MCGILL, Ashley, WONG, Stephanie S. and YELDERMAN Jr., Joe C., Geosciences, Baylor University, One Bear Place #97354, Waco, TX 76798

A common way to analyze aquifer sustainability is to use average annual rainfall to produce average annual recharge. Although this may suffice for certain studies, it leaves data uncalculated in regard to timing and magnitude of both rainfall and hydrologic response. Specifically, the complete atmospheric picture leading to recharge events remains unclear. In areas such as central Texas, strong seasonality results in varying stress levels on aquifers, which directly relates to varying demands for water. While groundwater systems are known to recharge from rainfall, there is little published literature linking which storm types produce the most rainfall leading to aquifer recharge. Making this connection requires analysis of both National Oceanic and Atmospheric Administration (NOAA) historical data from the area as well as stream gauge and groundwater data. Understanding recharge with the addition of meteorological comprehension provides greater insight to aquifer dynamics such as what time of year recharge is greater, and more interestingly, why.

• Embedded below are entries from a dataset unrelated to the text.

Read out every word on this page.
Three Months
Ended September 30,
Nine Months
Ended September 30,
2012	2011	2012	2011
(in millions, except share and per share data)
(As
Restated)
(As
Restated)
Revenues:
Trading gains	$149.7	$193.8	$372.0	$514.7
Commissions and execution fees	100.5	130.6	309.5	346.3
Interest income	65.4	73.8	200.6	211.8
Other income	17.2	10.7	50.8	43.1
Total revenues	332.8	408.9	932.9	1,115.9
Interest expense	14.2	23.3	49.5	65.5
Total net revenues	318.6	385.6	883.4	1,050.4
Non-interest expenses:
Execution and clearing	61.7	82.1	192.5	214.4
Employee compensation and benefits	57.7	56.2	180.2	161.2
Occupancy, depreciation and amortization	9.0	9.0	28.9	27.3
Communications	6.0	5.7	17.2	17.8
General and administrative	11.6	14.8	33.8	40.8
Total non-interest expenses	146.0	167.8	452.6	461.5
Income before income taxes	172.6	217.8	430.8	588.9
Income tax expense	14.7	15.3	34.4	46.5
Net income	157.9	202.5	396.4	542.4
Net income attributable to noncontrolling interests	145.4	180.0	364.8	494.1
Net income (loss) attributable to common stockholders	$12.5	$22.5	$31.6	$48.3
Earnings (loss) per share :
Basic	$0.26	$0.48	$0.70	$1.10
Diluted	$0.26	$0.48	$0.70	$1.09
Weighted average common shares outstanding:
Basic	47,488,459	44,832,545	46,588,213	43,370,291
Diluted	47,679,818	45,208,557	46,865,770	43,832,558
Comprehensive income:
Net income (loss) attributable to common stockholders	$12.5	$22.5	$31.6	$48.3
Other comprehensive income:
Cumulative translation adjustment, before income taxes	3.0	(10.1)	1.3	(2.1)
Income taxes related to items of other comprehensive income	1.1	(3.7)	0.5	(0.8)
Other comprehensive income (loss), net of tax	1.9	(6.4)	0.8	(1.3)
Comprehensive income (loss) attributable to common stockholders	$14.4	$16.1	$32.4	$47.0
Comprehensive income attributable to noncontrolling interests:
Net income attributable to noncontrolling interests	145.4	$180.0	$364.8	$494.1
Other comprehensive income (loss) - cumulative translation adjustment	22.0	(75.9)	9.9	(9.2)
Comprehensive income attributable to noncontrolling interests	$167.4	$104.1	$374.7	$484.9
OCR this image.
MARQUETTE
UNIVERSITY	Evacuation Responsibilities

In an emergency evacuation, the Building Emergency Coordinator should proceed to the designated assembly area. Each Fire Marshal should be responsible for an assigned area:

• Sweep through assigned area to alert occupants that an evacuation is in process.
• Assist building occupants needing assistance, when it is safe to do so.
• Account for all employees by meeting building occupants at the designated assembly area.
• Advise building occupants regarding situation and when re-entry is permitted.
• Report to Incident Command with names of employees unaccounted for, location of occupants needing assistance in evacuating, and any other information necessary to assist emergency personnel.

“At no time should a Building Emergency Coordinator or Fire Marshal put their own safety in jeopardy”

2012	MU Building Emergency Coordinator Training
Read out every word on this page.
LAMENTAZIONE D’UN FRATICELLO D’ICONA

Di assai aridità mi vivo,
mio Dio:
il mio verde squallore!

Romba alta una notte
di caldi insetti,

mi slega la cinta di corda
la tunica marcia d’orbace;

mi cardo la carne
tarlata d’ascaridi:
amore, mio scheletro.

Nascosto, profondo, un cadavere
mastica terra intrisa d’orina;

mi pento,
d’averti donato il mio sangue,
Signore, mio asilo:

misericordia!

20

To ensure the most accurate representation of meteorological conditions, interpretation of diverse data sets is imperative. In this study, Meteorological Terminal Aviation Routine Weather Reports (METARs) from aerodromes surrounding the Salado Creek watershed of the Edwards Balcones Fault Zone aquifer were analyzed to determine storm timing and source type for each measured precipitation event gathered from the National Centers for Environmental Information (NCEI) Record of Climatological Observations Stations within the area of interest. Storm identities from each of these precipitation events, alongside rainfall quantity estimations from Weather Surveillance Radar-1988 Doppler (WSR-88D) data published by the National Weather Service (NWS) Next Generation Weather Radar (NEXRAD) program, were compared against USGS stream gauge data and groundwater levels to better understand the relationship between the magnitude of precipitation events resulting in hydrological response. Preliminary results indicate a clear seasonality for storm type occurrence. Information gained through the utilization of differing data sets provides insight into which storm types result in aquifer recharge as well as the time of year when most recharge occurs.